My January poem is going to be My Heart and I by E B Browning. It’s been my favorite for a long time and I think it’s time that I memorized it. It’s on the longer side but I have faith!!
I
Enough! we’re tired, my heart and I. We sit beside the headstone thus, And wish that name were carved for us. The moss reprints more tenderly The hard types of the mason’s knife, As heaven’s sweet life renews earth’s life With which we’re tired, my heart and I.
II
You see we’re tired, my heart and I. We dealt with books, we trusted men, And in our own blood drenched the pen, As if such colors could not fly.
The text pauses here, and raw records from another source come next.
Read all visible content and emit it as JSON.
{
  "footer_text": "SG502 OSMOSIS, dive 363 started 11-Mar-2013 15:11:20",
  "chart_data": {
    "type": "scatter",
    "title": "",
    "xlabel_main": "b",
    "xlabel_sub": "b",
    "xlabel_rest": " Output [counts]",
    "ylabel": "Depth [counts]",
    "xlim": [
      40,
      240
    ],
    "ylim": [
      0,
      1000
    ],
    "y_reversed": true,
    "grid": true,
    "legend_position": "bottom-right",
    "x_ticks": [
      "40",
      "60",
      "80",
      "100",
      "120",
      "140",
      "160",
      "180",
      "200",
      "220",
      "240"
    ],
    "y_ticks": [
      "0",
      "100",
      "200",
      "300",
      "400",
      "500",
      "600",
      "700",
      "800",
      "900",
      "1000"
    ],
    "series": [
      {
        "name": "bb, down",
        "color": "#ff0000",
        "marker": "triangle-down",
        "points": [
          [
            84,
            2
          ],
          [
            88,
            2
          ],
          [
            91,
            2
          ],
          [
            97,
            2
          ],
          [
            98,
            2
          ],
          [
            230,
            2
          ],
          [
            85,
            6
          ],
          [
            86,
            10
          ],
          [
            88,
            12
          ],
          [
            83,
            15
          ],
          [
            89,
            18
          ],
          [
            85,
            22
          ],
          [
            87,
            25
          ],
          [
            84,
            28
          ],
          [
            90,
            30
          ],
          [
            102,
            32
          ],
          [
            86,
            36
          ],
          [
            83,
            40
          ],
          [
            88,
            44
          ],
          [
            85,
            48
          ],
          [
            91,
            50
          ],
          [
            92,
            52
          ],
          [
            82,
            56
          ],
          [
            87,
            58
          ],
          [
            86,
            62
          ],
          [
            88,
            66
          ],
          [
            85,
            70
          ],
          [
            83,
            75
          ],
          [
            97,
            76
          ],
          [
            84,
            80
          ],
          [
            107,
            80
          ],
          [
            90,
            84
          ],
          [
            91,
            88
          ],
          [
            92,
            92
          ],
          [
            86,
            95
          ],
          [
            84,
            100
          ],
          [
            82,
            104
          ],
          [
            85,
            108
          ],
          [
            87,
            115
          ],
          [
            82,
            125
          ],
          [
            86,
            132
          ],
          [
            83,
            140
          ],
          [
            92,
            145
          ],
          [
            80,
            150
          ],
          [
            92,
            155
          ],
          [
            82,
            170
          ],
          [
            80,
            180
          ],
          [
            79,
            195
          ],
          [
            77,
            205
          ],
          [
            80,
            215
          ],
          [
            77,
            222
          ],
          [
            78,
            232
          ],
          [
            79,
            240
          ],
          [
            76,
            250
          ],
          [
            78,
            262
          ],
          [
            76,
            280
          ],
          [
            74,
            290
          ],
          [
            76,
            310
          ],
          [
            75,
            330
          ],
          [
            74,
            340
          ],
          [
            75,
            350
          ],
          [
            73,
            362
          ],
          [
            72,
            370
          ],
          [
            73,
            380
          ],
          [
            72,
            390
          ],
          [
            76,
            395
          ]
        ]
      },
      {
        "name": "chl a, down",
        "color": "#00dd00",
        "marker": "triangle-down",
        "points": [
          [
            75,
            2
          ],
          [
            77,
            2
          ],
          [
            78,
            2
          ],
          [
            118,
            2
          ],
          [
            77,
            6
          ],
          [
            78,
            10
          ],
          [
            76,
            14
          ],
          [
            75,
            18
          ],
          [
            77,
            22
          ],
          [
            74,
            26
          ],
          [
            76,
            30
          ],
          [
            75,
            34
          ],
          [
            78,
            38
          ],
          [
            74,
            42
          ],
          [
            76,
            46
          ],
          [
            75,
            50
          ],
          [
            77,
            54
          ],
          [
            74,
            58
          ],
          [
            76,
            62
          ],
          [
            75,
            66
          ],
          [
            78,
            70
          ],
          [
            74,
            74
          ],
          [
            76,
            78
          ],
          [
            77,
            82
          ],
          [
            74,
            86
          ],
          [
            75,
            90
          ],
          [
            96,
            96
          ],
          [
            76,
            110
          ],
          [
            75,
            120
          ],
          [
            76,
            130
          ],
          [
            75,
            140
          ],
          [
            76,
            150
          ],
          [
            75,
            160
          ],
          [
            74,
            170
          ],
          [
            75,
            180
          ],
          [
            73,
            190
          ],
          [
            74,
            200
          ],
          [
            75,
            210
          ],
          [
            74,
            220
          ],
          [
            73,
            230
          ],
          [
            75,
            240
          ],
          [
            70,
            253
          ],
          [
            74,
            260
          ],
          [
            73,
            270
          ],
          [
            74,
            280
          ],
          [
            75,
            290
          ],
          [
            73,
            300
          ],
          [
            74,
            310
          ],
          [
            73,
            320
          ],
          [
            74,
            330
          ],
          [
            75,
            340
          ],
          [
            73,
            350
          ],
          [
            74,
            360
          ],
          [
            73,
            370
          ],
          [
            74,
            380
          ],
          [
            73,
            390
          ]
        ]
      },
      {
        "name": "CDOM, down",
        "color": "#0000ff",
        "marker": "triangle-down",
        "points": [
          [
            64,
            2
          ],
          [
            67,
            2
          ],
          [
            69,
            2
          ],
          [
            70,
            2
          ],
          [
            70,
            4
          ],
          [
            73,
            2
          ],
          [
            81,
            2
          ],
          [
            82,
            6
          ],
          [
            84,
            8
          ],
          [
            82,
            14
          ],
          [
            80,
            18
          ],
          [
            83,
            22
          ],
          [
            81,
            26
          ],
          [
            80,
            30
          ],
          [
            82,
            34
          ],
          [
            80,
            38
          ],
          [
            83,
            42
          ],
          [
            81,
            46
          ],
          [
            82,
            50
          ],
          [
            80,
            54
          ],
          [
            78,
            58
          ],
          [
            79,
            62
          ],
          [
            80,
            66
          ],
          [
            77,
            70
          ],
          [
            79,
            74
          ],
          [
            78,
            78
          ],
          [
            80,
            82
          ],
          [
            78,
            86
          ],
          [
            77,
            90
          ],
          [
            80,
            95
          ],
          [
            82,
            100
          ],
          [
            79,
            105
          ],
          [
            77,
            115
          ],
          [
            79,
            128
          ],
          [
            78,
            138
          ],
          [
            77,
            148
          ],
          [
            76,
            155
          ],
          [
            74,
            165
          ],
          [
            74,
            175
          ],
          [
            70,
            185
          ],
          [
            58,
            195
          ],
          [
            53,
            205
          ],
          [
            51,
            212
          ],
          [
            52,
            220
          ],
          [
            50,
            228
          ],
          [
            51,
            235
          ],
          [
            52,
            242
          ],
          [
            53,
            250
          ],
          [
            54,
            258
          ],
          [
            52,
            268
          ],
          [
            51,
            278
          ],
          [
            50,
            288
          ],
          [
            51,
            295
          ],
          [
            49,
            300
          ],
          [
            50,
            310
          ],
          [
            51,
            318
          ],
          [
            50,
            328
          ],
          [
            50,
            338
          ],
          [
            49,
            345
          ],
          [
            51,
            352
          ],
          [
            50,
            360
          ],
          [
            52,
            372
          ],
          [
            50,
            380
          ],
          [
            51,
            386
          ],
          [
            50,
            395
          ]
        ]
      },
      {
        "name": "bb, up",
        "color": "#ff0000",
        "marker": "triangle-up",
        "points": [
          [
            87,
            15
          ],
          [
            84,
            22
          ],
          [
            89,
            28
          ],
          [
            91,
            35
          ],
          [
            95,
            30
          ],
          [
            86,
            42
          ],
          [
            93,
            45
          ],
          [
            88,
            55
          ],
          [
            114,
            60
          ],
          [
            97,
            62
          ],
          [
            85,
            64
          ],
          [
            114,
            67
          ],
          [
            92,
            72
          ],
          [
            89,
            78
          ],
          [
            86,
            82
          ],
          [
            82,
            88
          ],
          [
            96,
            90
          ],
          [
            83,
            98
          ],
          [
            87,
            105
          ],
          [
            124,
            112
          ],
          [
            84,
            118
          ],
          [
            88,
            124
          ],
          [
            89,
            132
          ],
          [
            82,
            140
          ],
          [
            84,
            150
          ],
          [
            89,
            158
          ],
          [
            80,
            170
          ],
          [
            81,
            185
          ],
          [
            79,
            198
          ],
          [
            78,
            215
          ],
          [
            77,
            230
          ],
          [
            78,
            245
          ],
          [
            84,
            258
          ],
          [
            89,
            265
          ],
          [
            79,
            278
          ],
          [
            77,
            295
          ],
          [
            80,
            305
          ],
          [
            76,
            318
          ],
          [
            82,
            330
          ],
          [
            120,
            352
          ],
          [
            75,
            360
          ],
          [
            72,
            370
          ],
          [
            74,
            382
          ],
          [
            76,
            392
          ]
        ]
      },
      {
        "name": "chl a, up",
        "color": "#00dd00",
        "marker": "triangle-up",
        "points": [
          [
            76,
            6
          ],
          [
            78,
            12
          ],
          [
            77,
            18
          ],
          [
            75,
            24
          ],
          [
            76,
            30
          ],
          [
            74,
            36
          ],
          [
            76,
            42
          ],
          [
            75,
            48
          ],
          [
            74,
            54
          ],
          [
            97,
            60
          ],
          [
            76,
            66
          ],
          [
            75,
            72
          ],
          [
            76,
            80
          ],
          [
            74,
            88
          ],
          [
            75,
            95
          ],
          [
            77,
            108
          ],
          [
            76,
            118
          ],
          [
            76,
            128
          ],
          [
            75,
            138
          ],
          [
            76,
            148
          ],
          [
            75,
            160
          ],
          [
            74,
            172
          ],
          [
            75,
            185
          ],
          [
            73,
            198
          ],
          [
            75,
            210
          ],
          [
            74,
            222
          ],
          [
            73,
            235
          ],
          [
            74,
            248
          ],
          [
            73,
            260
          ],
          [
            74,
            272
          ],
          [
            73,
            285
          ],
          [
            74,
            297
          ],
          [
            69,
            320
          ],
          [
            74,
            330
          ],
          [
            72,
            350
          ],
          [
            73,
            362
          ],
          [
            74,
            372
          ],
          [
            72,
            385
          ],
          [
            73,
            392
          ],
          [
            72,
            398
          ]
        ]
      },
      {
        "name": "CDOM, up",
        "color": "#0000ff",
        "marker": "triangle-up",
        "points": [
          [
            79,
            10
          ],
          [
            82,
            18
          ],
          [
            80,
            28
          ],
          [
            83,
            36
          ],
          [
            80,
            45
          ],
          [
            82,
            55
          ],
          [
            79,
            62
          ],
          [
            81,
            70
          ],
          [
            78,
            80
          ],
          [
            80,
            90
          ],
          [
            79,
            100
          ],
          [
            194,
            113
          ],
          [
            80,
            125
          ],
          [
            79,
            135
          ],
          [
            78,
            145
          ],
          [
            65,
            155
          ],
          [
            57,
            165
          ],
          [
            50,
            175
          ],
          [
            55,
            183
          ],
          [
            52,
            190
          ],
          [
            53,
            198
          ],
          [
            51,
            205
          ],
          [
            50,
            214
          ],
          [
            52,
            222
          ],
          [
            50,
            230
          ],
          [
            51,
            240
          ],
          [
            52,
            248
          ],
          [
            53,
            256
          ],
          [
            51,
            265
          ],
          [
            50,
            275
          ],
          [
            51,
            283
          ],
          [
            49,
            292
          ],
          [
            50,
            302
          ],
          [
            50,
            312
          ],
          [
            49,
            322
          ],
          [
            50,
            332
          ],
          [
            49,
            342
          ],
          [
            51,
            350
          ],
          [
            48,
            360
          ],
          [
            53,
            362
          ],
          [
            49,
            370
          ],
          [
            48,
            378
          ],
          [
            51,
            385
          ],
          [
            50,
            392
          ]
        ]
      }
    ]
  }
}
We walked too straight for fortune’s end, We loved too true to keep a friend; At last we’re tired, my heart and I.
III
How tired we feel, my heart and I! We seem of no use in the world; Our fancies hang grey and uncurled About men’s eyes indifferently; Our voice which thrilled you so, will let You sleep; our tears are only wet: What do we here, my heart and I?
IV
So tired, so tired, my heart and I! It was not thus in that old time When Ralph sat with me, ’neath the lime To watch the sunset from the sky. “Dear love, you’re looking tired,” he said; I, smiling at him, shook my head: 'Tis now we’re tired, my heart and I.
V
So tired, so tired, my heart and I! Though now none takes me on his arm To fold me close and kiss me warm Till each quick breath end in a sigh Of happy languor. Now, alone, We lean upon this graveyard stone, Uncheered, unkissed, my heart and I.
VI
Tired out we are, my heart and I. Suppose the world brought diadems To tempt us, crusted with loose gems Of powers and pleasures? Let it try. We scarcely care to look at even A pretty child, or God’s blue heaven, We feel so tired, my heart and I.
VII
Yet who complains? My heart and I? In this abundant earth no doubt Is little room for things worn out: Disdain them, break them, throw them by! And if before the days grew rough We once were loved, used,--well enough, I think, we’ve fared, my heart and I.